S’y ajoutent les sempiternelles lacunes de mise au point à laquelle la clientèle Citroën traditionnelle est habituée mais qui constituent un handicap certain dans le cas d’une voiture de conquête comme la GS. Les premiers flat-four se montrent ainsi peu fiables et il faudra attendre la sortie de la variante 1220, en août 1972, pour que le modèle arrive à maturité et puisse exploiter au mieux les ressources d’un châssis véritablement épatant pour l’époque.
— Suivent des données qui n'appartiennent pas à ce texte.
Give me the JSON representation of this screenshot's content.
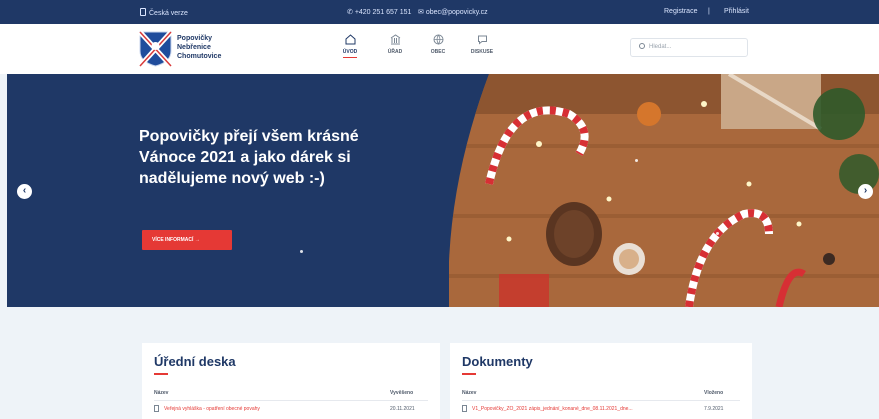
{
  "topbar": {
    "left_link": "Česká verze",
    "phone": "+420 251 657 151",
    "email": "obec@popovicky.cz",
    "register": "Registrace",
    "separator": "|",
    "login": "Přihlásit"
  },
  "header": {
    "logo_lines": [
      "Popovičky",
      "Nebřenice",
      "Chomutovice"
    ],
    "nav": [
      {
        "label": "ÚVOD",
        "icon": "home-icon",
        "active": true
      },
      {
        "label": "ÚŘAD",
        "icon": "building-icon",
        "active": false
      },
      {
        "label": "OBEC",
        "icon": "globe-icon",
        "active": false
      },
      {
        "label": "DISKUSE",
        "icon": "chat-icon",
        "active": false
      }
    ],
    "search_placeholder": "Hledat..."
  },
  "hero": {
    "title": "Popovičky přejí všem krásné Vánoce 2021 a jako dárek si nadělujeme nový web :-)",
    "button": "VÍCE INFORMACÍ →",
    "prev": "‹",
    "next": "›"
  },
  "cards": [
    {
      "title": "Úřední deska",
      "col_name": "Název",
      "col_date": "Vyvěšeno",
      "row_text": "Veřejná vyhláška - opatření obecné povahy",
      "row_date": "20.11.2021"
    },
    {
      "title": "Dokumenty",
      "col_name": "Název",
      "col_date": "Vloženo",
      "row_text": "V1_Popovičky_ZO_2021 zápis_jednání_konané_dne_08.11.2021_dne...",
      "row_date": "7.9.2021"
    }
  ],
  "colors": {
    "navy": "#1f3866",
    "accent": "#e53935",
    "background": "#eef3f8"
  }
}
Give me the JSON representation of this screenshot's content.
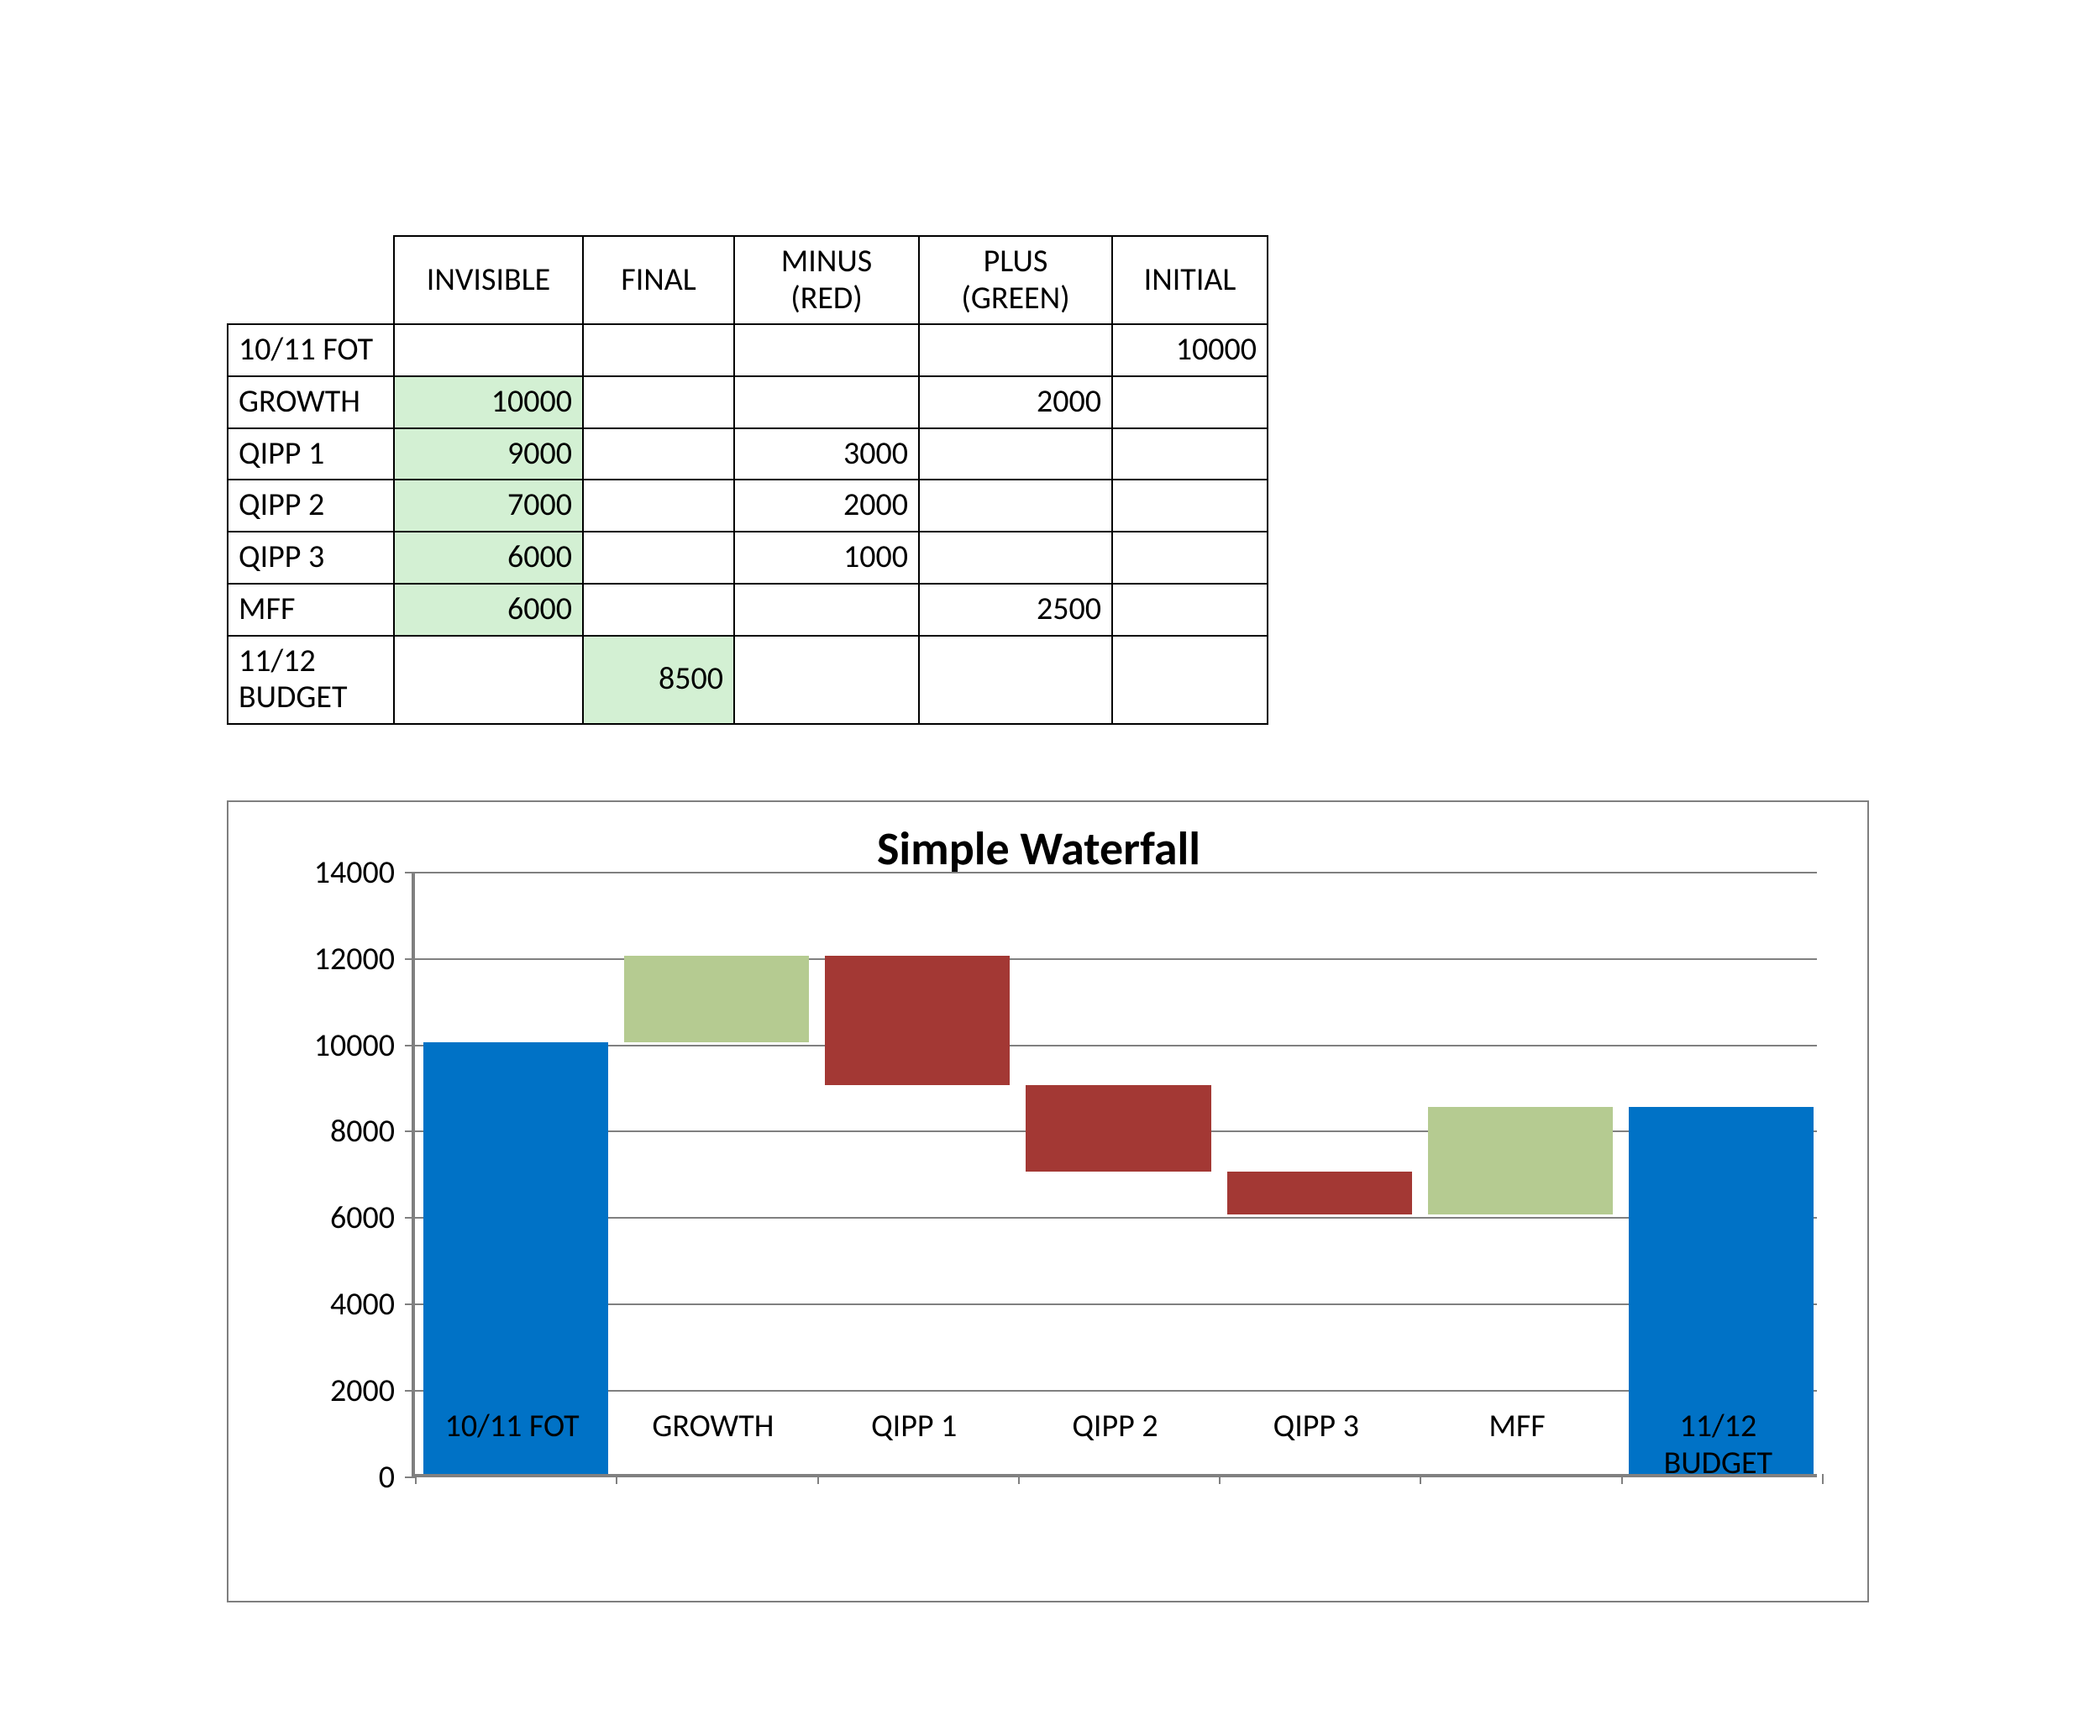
{
  "table": {
    "headers": [
      "INVISIBLE",
      "FINAL",
      "MINUS (RED)",
      "PLUS (GREEN)",
      "INITIAL"
    ],
    "header_split": [
      [
        "INVISIBLE"
      ],
      [
        "FINAL"
      ],
      [
        "MINUS",
        "(RED)"
      ],
      [
        "PLUS",
        "(GREEN)"
      ],
      [
        "INITIAL"
      ]
    ],
    "rows": [
      {
        "label": "10/11 FOT",
        "invisible": "",
        "final": "",
        "minus": "",
        "plus": "",
        "initial": "10000"
      },
      {
        "label": "GROWTH",
        "invisible": "10000",
        "final": "",
        "minus": "",
        "plus": "2000",
        "initial": ""
      },
      {
        "label": "QIPP 1",
        "invisible": "9000",
        "final": "",
        "minus": "3000",
        "plus": "",
        "initial": ""
      },
      {
        "label": "QIPP 2",
        "invisible": "7000",
        "final": "",
        "minus": "2000",
        "plus": "",
        "initial": ""
      },
      {
        "label": "QIPP 3",
        "invisible": "6000",
        "final": "",
        "minus": "1000",
        "plus": "",
        "initial": ""
      },
      {
        "label": "MFF",
        "invisible": "6000",
        "final": "",
        "minus": "",
        "plus": "2500",
        "initial": ""
      },
      {
        "label": "11/12 BUDGET",
        "invisible": "",
        "final": "8500",
        "minus": "",
        "plus": "",
        "initial": ""
      }
    ],
    "highlight_cells": [
      {
        "row": 1,
        "col": "invisible"
      },
      {
        "row": 2,
        "col": "invisible"
      },
      {
        "row": 3,
        "col": "invisible"
      },
      {
        "row": 4,
        "col": "invisible"
      },
      {
        "row": 5,
        "col": "invisible"
      },
      {
        "row": 6,
        "col": "final"
      }
    ]
  },
  "chart_data": {
    "type": "bar",
    "subtype": "waterfall",
    "title": "Simple Waterfall",
    "xlabel": "",
    "ylabel": "",
    "ylim": [
      0,
      14000
    ],
    "y_ticks": [
      0,
      2000,
      4000,
      6000,
      8000,
      10000,
      12000,
      14000
    ],
    "categories": [
      "10/11 FOT",
      "GROWTH",
      "QIPP 1",
      "QIPP 2",
      "QIPP 3",
      "MFF",
      "11/12 BUDGET"
    ],
    "categories_split": [
      [
        "10/11 FOT"
      ],
      [
        "GROWTH"
      ],
      [
        "QIPP 1"
      ],
      [
        "QIPP 2"
      ],
      [
        "QIPP 3"
      ],
      [
        "MFF"
      ],
      [
        "11/12",
        "BUDGET"
      ]
    ],
    "series": [
      {
        "name": "INVISIBLE",
        "role": "invisible",
        "values": [
          0,
          10000,
          9000,
          7000,
          6000,
          6000,
          0
        ]
      },
      {
        "name": "INITIAL",
        "role": "initial",
        "values": [
          10000,
          0,
          0,
          0,
          0,
          0,
          0
        ]
      },
      {
        "name": "FINAL",
        "role": "final",
        "values": [
          0,
          0,
          0,
          0,
          0,
          0,
          8500
        ]
      },
      {
        "name": "PLUS (GREEN)",
        "role": "plus",
        "values": [
          0,
          2000,
          0,
          0,
          0,
          2500,
          0
        ]
      },
      {
        "name": "MINUS (RED)",
        "role": "minus",
        "values": [
          0,
          0,
          3000,
          2000,
          1000,
          0,
          0
        ]
      }
    ],
    "colors": {
      "initial": "#0072c6",
      "final": "#0072c6",
      "plus": "#b5cb91",
      "minus": "#a33834"
    }
  }
}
Adoptée pour la première fois à ce niveau de gamme, la suspension hydropneumatique chère à la firme accomplit des miracles en définissant un compromis jusqu’alors inconnu, à ce niveau de prix, entre le confort postural et les qualités routières. Qu’elles soient à propulsion ou à traction, aucune des concurrentes de la GS ne peut rivaliser avec elle – en particulier dès que le revêtement et/ou les conditions climatiques se dégradent. La clientèle visée ne s’y trompera pas, comme en témoignent les 1,9 million de voitures assemblées en neuf ans de production. Disponible en berline, mais aussi en break et en fourgonnette (dont la version vitrée est très recherchée de nos jours), l’auto a su se ménager une place enviable sur un marché très concurrentiel, tout en demeurant un peu « à part ». Pour autant, signe des temps et des années de crise, les multiples excentricités de l’habitacle (tachymètre « pèse-personne » et compte-tours en quart de cercle, poignée de frein à main implantée en hauteur, commandes d’ouverture des portières de forme circulaire) ont pour la plupart disparu au fil des ans afin de se conformer aux goûts d’une clientèle de moins en moins perméable aux « citroënismes » vénérés par les fanatiques de la marque. Aujourd’hui, comme vous vous en doutez, ce sont les toutes premières versions, les plus pures, qui sont les plus désirables mais toutes les GS vous feront goûter à des sensations de conduite uniques. Chacune d’elles constitue un précieux témoignage de ce que fut le bureau d’études Citroën en son âge d’or et, pour quelque temps encore, ce morceau de patrimoine s’avère très accessible. Ne tardez pas trop, cependant…
Texte : Nicolas Fourny
Merci beaucoup de nous lire !
Nous partageons entièrement votre analyse…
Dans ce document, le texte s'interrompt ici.